Fourth, although we assumed that the average delay to diagnosis and treatment initiation would not change over the next ten years in our “status quo” scenario, future changes—such as expansion of NTP capacity, which could shorten this delay, or reductions in funding, which could compromise treatment coverage—may alter this trajectory. Moreover, while important, addressing drug-resistant TB was beyond the scope of this study.

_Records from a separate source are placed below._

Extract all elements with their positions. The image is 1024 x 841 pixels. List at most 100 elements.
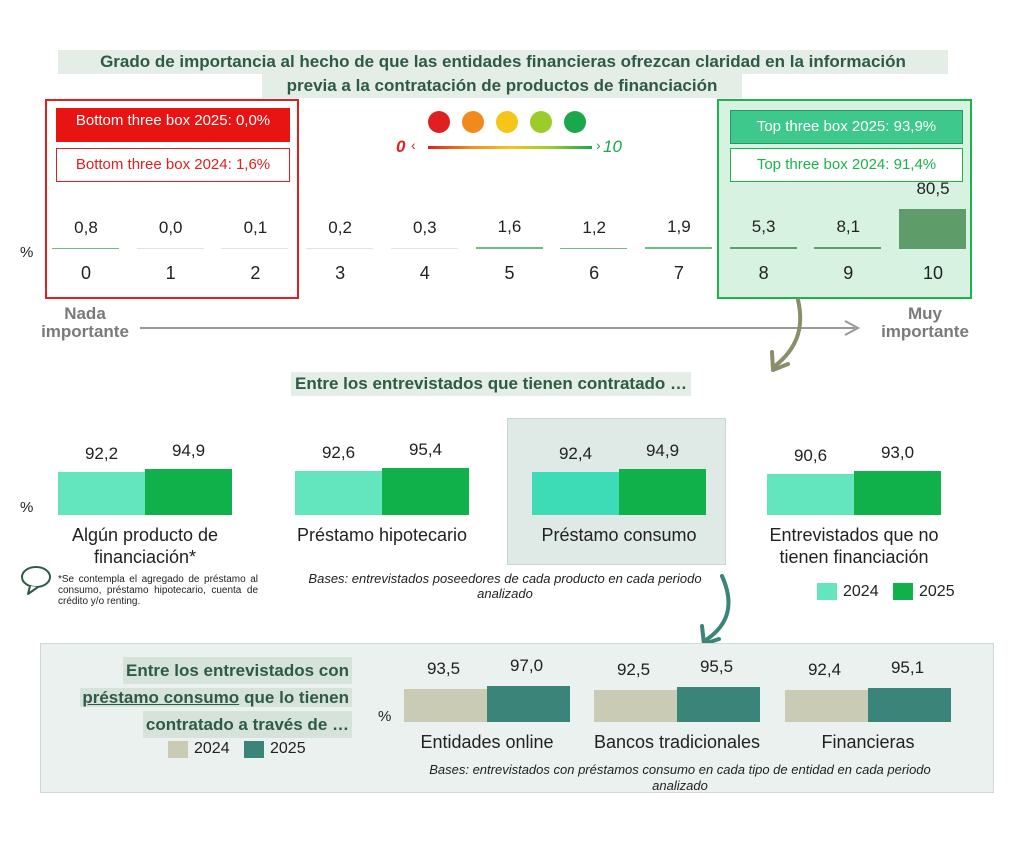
category-label-3: Entrevistados que no tienen financiación xyxy=(747,524,961,568)
consumo-bar-2025-1 xyxy=(677,687,760,722)
consumo-value-2025-2: 95,1 xyxy=(890,658,925,677)
scale-value-1: 0,0 xyxy=(158,218,183,237)
category-label-2-line0: Préstamo consumo xyxy=(541,525,697,545)
consumo-value-2024-2: 92,4 xyxy=(807,660,842,679)
section3-title-line2-rest: que lo tienen xyxy=(241,688,352,707)
consumo-value-2024-0: 93,5 xyxy=(426,659,461,678)
scale-value-6: 1,2 xyxy=(582,218,606,237)
consumo-value-2024-1: 92,5 xyxy=(616,660,651,679)
bar-2024-1 xyxy=(295,471,382,515)
scale-bar-7 xyxy=(644,247,712,249)
consumo-bar-2024-2 xyxy=(785,690,868,722)
category-label-1: Préstamo hipotecario xyxy=(275,524,489,546)
axis-low-line2: importante xyxy=(41,322,129,341)
scale-bar-9 xyxy=(814,247,882,249)
happy-face-icon xyxy=(564,111,586,133)
scale-value-3: 0,2 xyxy=(328,218,352,237)
scale-value-2: 0,1 xyxy=(243,218,268,237)
section3-title-line1: Entre los entrevistados con xyxy=(123,657,352,684)
scale-low-arrow: ‹ xyxy=(411,137,416,153)
scale-category-7: 7 xyxy=(673,263,684,283)
category-label-0-line1: financiación* xyxy=(93,547,197,567)
scale-bar-5 xyxy=(475,247,543,249)
scale-category-9: 9 xyxy=(843,263,854,283)
bottom-three-box-2025: Bottom three box 2025: 0,0% xyxy=(56,108,290,142)
top-three-box-2025: Top three box 2025: 93,9% xyxy=(730,110,963,144)
bar-2024-2 xyxy=(532,472,619,515)
value-2025-0: 94,9 xyxy=(171,441,206,460)
consumo-bar-2025-2 xyxy=(868,688,951,722)
scale-bar-6 xyxy=(560,248,628,249)
legend2-2024-swatch xyxy=(817,583,837,600)
scale-category-8: 8 xyxy=(758,263,769,283)
chart-title-line2: previa a la contratación de productos de… xyxy=(262,74,742,98)
bottom-three-box-frame xyxy=(45,99,299,299)
legend2-2024-label: 2024 xyxy=(843,583,879,600)
scale-low-label: 0 xyxy=(396,137,406,156)
scale-gradient-line xyxy=(428,146,592,149)
axis-low-label: Nada importante xyxy=(30,305,140,341)
scale-category-1: 1 xyxy=(165,263,176,283)
neutral-face-icon xyxy=(496,111,518,133)
axis-high-line1: Muy xyxy=(908,304,942,323)
consumo-value-2025-0: 97,0 xyxy=(509,656,544,675)
scale-value-5: 1,6 xyxy=(497,217,522,236)
scale-value-4: 0,3 xyxy=(412,218,437,237)
chart3-percent-unit: % xyxy=(378,708,392,725)
section3-title-line3: contratado a través de … xyxy=(142,711,352,738)
scale-category-3: 3 xyxy=(335,263,346,283)
scale-category-2: 2 xyxy=(250,263,261,283)
value-2025-2: 94,9 xyxy=(645,441,680,460)
bases-note-1: Bases: entrevistados poseedores de cada … xyxy=(308,571,702,601)
bar-2025-1 xyxy=(382,468,469,515)
bases-note-2: Bases: entrevistados con préstamos consu… xyxy=(429,762,931,793)
bar-2025-0 xyxy=(145,469,232,515)
category-label-0-line0: Algún producto de xyxy=(71,525,219,545)
scale-high-label: 10 xyxy=(603,137,622,156)
scale-bar-8 xyxy=(729,247,797,249)
scale-value-7: 1,9 xyxy=(667,217,691,236)
section2-title: Entre los entrevistados que tienen contr… xyxy=(291,372,692,396)
value-2024-0: 92,2 xyxy=(84,444,119,463)
category-label-0: Algún producto de financiación* xyxy=(38,524,252,568)
category-label-2: Préstamo consumo xyxy=(512,524,726,546)
scale-category-6: 6 xyxy=(589,263,600,283)
smile-face-icon xyxy=(530,111,552,133)
chart1-percent-unit: % xyxy=(20,244,34,261)
section3-title: Entre los entrevistados con préstamo con… xyxy=(60,657,352,738)
consumo-category-0: Entidades online xyxy=(420,732,554,752)
consumo-category-2: Financieras xyxy=(821,732,915,752)
legend2-2025-swatch xyxy=(893,583,913,600)
legend2-2025-label: 2025 xyxy=(919,583,955,600)
bar-2024-0 xyxy=(58,472,145,515)
value-2025-1: 95,4 xyxy=(408,440,443,459)
consumo-value-2025-1: 95,5 xyxy=(699,657,734,676)
scale-category-4: 4 xyxy=(419,263,430,283)
scale-bar-1 xyxy=(136,248,204,249)
scale-value-9: 8,1 xyxy=(836,217,861,236)
consumo-bar-2024-1 xyxy=(594,690,677,722)
legend3-2025-label: 2025 xyxy=(270,740,306,757)
scale-value-0: 0,8 xyxy=(74,218,98,237)
very-sad-face-icon xyxy=(428,111,450,133)
sad-face-icon xyxy=(462,111,484,133)
value-2024-2: 92,4 xyxy=(558,444,593,463)
chart-title-line1: Grado de importancia al hecho de que las… xyxy=(58,50,948,74)
legend3-2024-label: 2024 xyxy=(194,740,230,757)
scale-category-10: 10 xyxy=(922,263,944,283)
chart2-percent-unit: % xyxy=(20,499,34,516)
section3-title-highlight: préstamo consumo xyxy=(80,688,242,707)
scale-bar-3 xyxy=(306,248,374,249)
top-three-box-2024: Top three box 2024: 91,4% xyxy=(730,148,963,182)
value-2024-3: 90,6 xyxy=(793,446,828,465)
category-label-3-line0: Entrevistados que no xyxy=(769,525,939,545)
consumo-bar-2025-0 xyxy=(487,686,570,722)
scale-category-0: 0 xyxy=(80,263,91,283)
legend3-2024-swatch xyxy=(168,741,188,758)
value-2024-1: 92,6 xyxy=(321,443,356,462)
bar-2025-3 xyxy=(854,471,941,515)
scale-value-10: 80,5 xyxy=(916,179,950,198)
consumo-bar-2024-0 xyxy=(404,689,487,722)
scale-value-8: 5,3 xyxy=(751,217,776,236)
consumo-category-1: Bancos tradicionales xyxy=(593,732,761,752)
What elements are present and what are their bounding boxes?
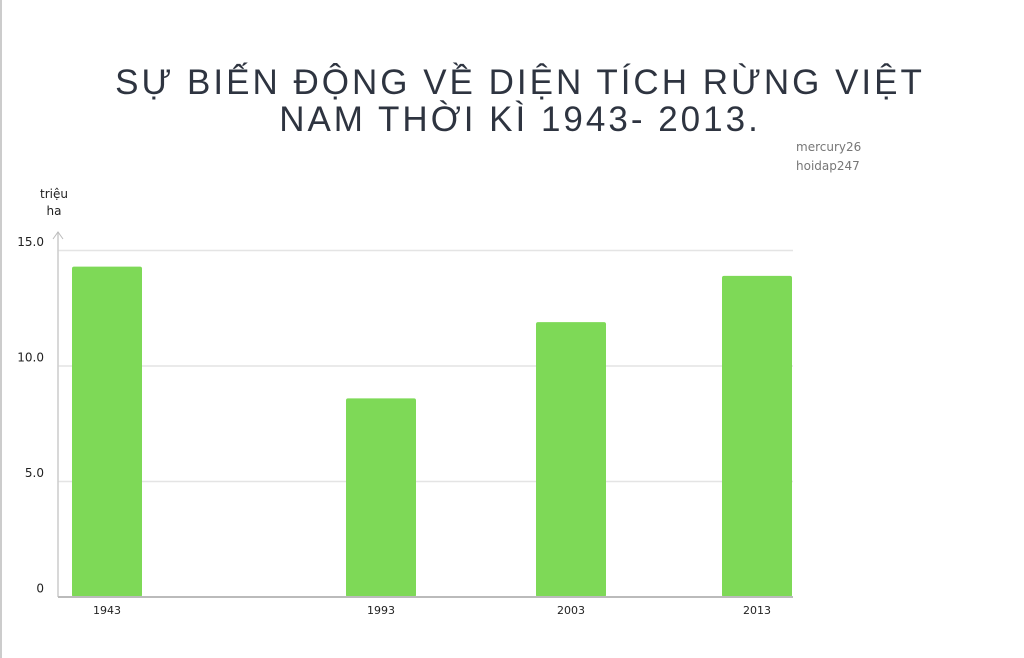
annotation: hoidap247 [796,159,860,173]
y-tick-label: 5.0 [25,466,44,480]
chart-title: SỰ BIẾN ĐỘNG VỀ DIỆN TÍCH RỪNG VIỆT NAM … [115,63,925,139]
y-tick-label: 0 [36,582,44,596]
annotation: mercury26 [796,140,862,154]
y-axis-label: triệu ha [40,187,68,218]
bar [72,266,142,597]
x-tick-label: 1993 [367,604,395,617]
y-tick-label: 15.0 [17,235,44,249]
x-tick-label: 1943 [93,604,121,617]
annotations: mercury26 hoidap247 [796,138,861,176]
x-tick-label: 2013 [743,604,771,617]
x-tick-label: 2003 [557,604,585,617]
bar [722,275,792,597]
bar [346,398,416,597]
y-tick-label: 10.0 [17,350,44,364]
bar [536,322,606,597]
y-axis-arrow [52,231,64,240]
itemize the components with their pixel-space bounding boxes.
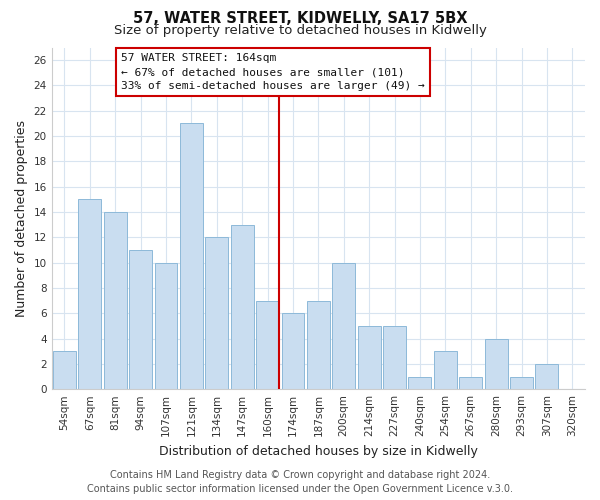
X-axis label: Distribution of detached houses by size in Kidwelly: Distribution of detached houses by size … bbox=[159, 444, 478, 458]
Bar bbox=[383, 326, 406, 389]
Y-axis label: Number of detached properties: Number of detached properties bbox=[15, 120, 28, 317]
Bar bbox=[281, 314, 304, 389]
Bar bbox=[307, 300, 330, 389]
Bar bbox=[205, 238, 228, 389]
Bar bbox=[510, 376, 533, 389]
Bar bbox=[155, 262, 178, 389]
Text: 57 WATER STREET: 164sqm
← 67% of detached houses are smaller (101)
33% of semi-d: 57 WATER STREET: 164sqm ← 67% of detache… bbox=[121, 52, 425, 92]
Bar bbox=[129, 250, 152, 389]
Bar bbox=[53, 351, 76, 389]
Text: Size of property relative to detached houses in Kidwelly: Size of property relative to detached ho… bbox=[113, 24, 487, 37]
Bar bbox=[535, 364, 559, 389]
Bar bbox=[358, 326, 380, 389]
Bar bbox=[104, 212, 127, 389]
Bar bbox=[459, 376, 482, 389]
Text: Contains HM Land Registry data © Crown copyright and database right 2024.
Contai: Contains HM Land Registry data © Crown c… bbox=[87, 470, 513, 494]
Bar bbox=[231, 224, 254, 389]
Bar bbox=[332, 262, 355, 389]
Bar bbox=[180, 124, 203, 389]
Bar bbox=[256, 300, 279, 389]
Bar bbox=[409, 376, 431, 389]
Bar bbox=[485, 338, 508, 389]
Text: 57, WATER STREET, KIDWELLY, SA17 5BX: 57, WATER STREET, KIDWELLY, SA17 5BX bbox=[133, 11, 467, 26]
Bar bbox=[434, 351, 457, 389]
Bar bbox=[79, 200, 101, 389]
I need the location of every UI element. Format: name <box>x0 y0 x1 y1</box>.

Our study's strengths include our calibration approach, which harnessed open-source software and successfully captured key indicators of the epidemic while also reflecting uncertainties around key input parameters. The model was informed by multiple relevant data streams, including results from the recent TB national survey. This allowed us to replicate the local TB burden and ensure that historical trends in case detection were reflected through TB notifications. Although the model was not calibrated to WHO's estimates of TB incidence and mortality—given they are derived from modeling rather than surveillance—our results closely align with those estimates. Our pipeline can simulate a broad range of directly transmitted pathogens and enables accurate, transparent with built-in support for calibration and uncertainty analysis [16].
CONCLUSIONS
Our study underscores the significant impact of COVID-19-related disruptions on TB case detection in Vietnam, leading to a backlog of undiagnosed people with TB that could sustain transmission for years. However, these impacts may be mitigated by enhancing case detection activities, which can improve early detection and reduce transmission risks. Any major disruption now or into the future—whether due to another pandemic, other public health crises—could further exacerbate TB prevention and care challenges. Addressing these risks requires sustained investment in diagnostic capacity, healthcare system resilience, and proactive policies to mitigate the long-term consequences of such disruptions on TB prevention and care. Although we initially hypothesized that COVID-19 disruptions might provide insights into the underlying dynamics of the TB epidemic, they ultimately revealed the considerable uncertainty in assessing TB burden, which remains largely inferred from a single annual notification count to mitigate the long-term consequences of such disruptions on TB prevention and care.